As the benchmarks certainly show the Foxconn® Geforce® 8800 GTX is the fastest stock 8800 GTX series graphics card that I have reviewed to date. It is very close in many of the gaming tests to the factory overclocked XFX 8800 GTX XXX which is considerably faster on paper. Another thing that is certainly worth reiterating is that this is not only the coolest of the air cooled cards we’ve reviewed but in my estimation certainly the quietest.
Foxconn’s website (for those of you that like to do thorough research on products of this type) is going through what I’d call a transitional phase at this point in time. Remember Foxconn’s primary retail customer before the introduction of their retail graphics cards was strictly motherboards. The site contains a fair amount of information about their retail graphics cards but at this point in time is still somewhat slanted towards their motherboard customers.

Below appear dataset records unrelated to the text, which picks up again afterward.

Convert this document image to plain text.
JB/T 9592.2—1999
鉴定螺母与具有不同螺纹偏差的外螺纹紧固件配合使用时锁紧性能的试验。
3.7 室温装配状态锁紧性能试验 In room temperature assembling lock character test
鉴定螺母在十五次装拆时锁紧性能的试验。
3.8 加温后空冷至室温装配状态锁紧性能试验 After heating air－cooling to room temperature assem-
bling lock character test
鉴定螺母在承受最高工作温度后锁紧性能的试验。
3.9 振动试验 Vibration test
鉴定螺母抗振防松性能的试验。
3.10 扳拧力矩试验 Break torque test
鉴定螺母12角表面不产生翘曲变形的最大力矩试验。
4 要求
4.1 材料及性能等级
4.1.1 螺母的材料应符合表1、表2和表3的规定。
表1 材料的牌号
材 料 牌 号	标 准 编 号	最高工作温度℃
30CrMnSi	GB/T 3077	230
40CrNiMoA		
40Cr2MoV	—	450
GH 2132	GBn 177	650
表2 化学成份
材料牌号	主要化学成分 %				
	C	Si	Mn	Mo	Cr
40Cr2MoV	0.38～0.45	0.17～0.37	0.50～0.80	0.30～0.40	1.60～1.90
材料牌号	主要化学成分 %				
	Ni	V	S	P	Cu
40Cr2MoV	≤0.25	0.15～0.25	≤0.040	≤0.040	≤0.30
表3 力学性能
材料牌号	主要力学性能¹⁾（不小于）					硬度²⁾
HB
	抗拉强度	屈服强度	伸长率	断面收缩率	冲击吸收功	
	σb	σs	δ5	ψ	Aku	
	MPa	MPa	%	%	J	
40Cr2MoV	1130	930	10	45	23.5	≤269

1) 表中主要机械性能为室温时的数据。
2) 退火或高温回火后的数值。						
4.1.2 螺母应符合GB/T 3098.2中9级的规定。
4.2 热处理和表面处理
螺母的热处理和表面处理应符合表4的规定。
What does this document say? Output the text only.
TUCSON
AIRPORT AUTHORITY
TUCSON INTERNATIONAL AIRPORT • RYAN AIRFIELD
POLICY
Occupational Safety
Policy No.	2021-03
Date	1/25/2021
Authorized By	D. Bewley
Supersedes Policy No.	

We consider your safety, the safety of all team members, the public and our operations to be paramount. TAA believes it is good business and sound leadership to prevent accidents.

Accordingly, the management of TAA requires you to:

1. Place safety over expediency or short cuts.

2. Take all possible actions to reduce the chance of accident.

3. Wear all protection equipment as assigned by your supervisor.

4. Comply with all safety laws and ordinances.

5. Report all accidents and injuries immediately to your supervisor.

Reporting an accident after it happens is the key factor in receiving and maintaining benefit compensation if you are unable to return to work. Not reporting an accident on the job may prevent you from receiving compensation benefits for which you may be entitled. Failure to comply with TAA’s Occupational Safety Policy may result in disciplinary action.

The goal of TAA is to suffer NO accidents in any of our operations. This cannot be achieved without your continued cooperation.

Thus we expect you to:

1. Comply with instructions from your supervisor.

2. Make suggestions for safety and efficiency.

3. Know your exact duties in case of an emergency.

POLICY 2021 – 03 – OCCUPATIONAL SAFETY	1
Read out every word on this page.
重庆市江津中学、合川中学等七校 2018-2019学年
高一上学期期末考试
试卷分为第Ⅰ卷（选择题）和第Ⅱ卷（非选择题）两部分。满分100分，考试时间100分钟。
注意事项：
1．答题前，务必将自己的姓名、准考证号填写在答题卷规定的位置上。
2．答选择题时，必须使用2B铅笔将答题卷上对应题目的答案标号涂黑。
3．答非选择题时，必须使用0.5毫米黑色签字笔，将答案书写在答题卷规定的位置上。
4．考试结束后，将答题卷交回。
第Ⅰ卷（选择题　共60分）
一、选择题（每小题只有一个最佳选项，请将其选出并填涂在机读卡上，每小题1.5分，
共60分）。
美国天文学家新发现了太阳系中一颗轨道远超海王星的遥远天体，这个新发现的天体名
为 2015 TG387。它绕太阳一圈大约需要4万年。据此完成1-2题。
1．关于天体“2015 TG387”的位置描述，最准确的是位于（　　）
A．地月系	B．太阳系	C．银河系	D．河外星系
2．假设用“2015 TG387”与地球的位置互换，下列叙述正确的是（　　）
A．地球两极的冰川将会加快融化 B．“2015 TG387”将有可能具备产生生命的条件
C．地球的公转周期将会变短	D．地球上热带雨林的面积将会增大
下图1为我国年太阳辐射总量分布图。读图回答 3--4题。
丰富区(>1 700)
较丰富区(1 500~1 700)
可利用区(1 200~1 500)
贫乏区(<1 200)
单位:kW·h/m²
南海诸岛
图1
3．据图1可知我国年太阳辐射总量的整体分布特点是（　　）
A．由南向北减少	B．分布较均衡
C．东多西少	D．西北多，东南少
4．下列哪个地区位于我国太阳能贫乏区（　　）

The Foxconn® Geforce® 8800 GTX sells in the $560 USD price range which I find reasonably priced for a computer enthusiast, although the general consumer might find it a bit steep for their pocketbook. Currently Foxconn is offering a $45 rebate a select retail outlets like NewEgg. I can highly recommend this card to anyone one looking for NVIDIA’s top-of-the-line card. Foxconn’s vast OEM experience certainly transcends into this retail product from both a quality and performance standpoint.
+ Vibrant and very life-like image rendering
+ The fastest stock single GPU/VPU graphics solution I’ve reviewed to date
+ Highly feature laden
+ Full Microsoft® DirectX® 10 Support
+ SLI™ certified
+ NVIDIA® unified architecture with GigaThread™ technology
+ NVIDIA® Lumenex™ Engine
+ Runs extremely cool and quiet even under heavy load
+ A quality product
+ An incredible bundle of accessories
- A bit expensive for the average consumer
- The card might be overly long for some mid-tower cases
Final Score: 9.5 out of 10 and the prestigious Bjorn3D Golden Bear Award.
I’d like to extend my sincere appreciation to Isaac Poon and his outstanding staff at the Foxconn, Channel Division for allowing me the opportunity to review this wonderful product.